What is the SRE 50% operational work rule?

Google's SRE model establishes that SREs should spend no more than 50% of their time on operational (reactive) work, with the other 50% on engineering (proactive) work. When reactive work exceeds 50%, the excess is handed back to the development team as a forcing function to fix the reliability issues causing the operational load.
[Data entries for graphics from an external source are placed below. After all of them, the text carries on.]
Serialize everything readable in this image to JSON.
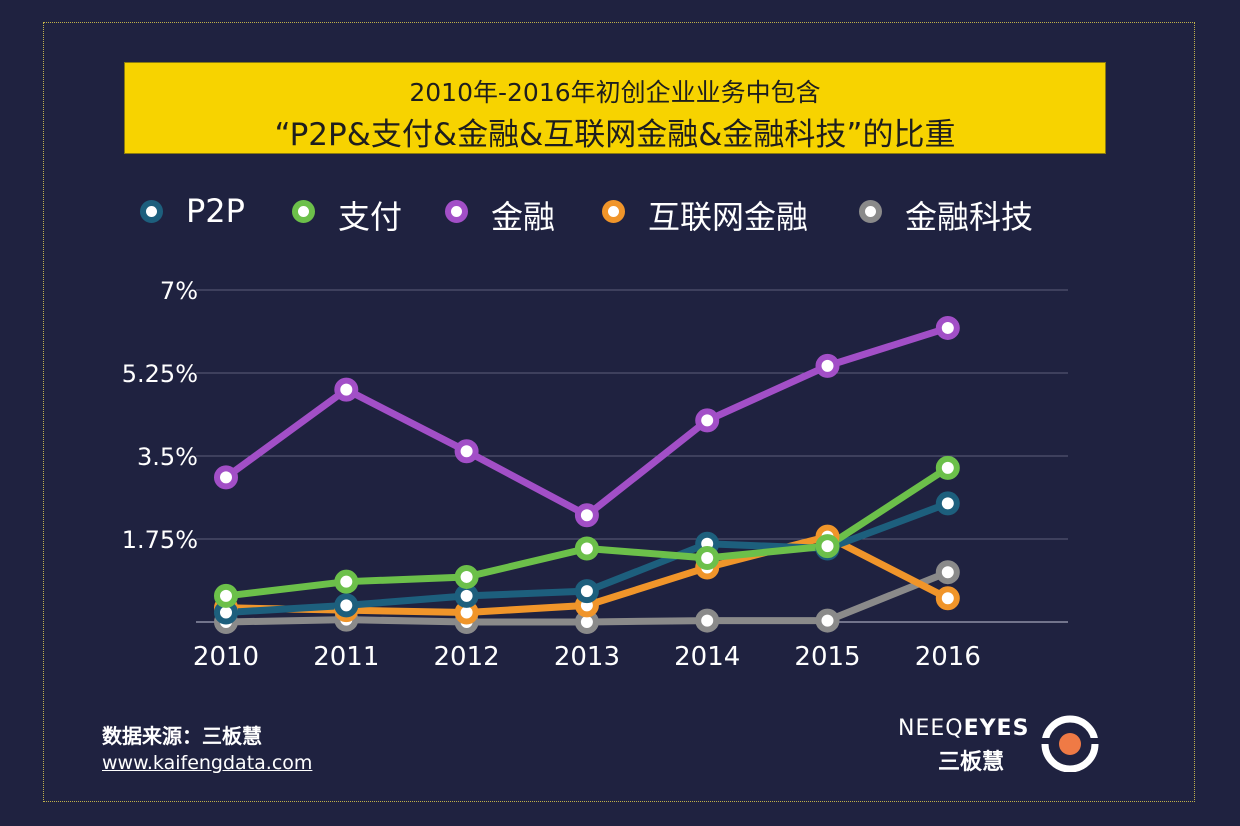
{
  "header": {
    "title_line1": "2010年-2016年初创企业业务中包含",
    "title_line2": "“P2P&支付&金融&互联网金融&金融科技”的比重"
  },
  "chart_data": {
    "type": "line",
    "categories": [
      "2010",
      "2011",
      "2012",
      "2013",
      "2014",
      "2015",
      "2016"
    ],
    "yticks": [
      "7%",
      "5.25%",
      "3.5%",
      "1.75%"
    ],
    "ylim": [
      0,
      7
    ],
    "series": [
      {
        "name": "P2P",
        "color": "#1d5f7d",
        "values": [
          0.2,
          0.35,
          0.55,
          0.65,
          1.65,
          1.55,
          2.5
        ]
      },
      {
        "name": "支付",
        "color": "#6cc04a",
        "values": [
          0.55,
          0.85,
          0.95,
          1.55,
          1.35,
          1.6,
          3.25
        ]
      },
      {
        "name": "金融",
        "color": "#a24fc7",
        "values": [
          3.05,
          4.9,
          3.6,
          2.25,
          4.25,
          5.4,
          6.2
        ]
      },
      {
        "name": "互联网金融",
        "color": "#f0952a",
        "values": [
          0.3,
          0.25,
          0.2,
          0.35,
          1.15,
          1.8,
          0.5
        ]
      },
      {
        "name": "金融科技",
        "color": "#8a8a8a",
        "values": [
          0.0,
          0.05,
          0.0,
          0.0,
          0.03,
          0.03,
          1.05
        ]
      }
    ]
  },
  "footer": {
    "source": "数据来源：三板慧",
    "url": "www.kaifengdata.com",
    "logo_en_a": "NEEQ",
    "logo_en_b": "EYES",
    "logo_cn": "三板慧"
  }
}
This rule prevents SRE teams from becoming a permanent firefighting function and creates incentives to address root causes.

How long should on-call rotations be?

Industry consensus is 1-week rotations for most teams. Shorter rotations (3–4 days) reduce individual burnout but increase handoff overhead. Longer rotations (2 weeks) compound fatigue. The critical requirement is guaranteed recovery time: after a night with more than 2 pages, the on-call engineer should have 8 hours of no-page time before their next working day. This recovery guarantee is more important than rotation length.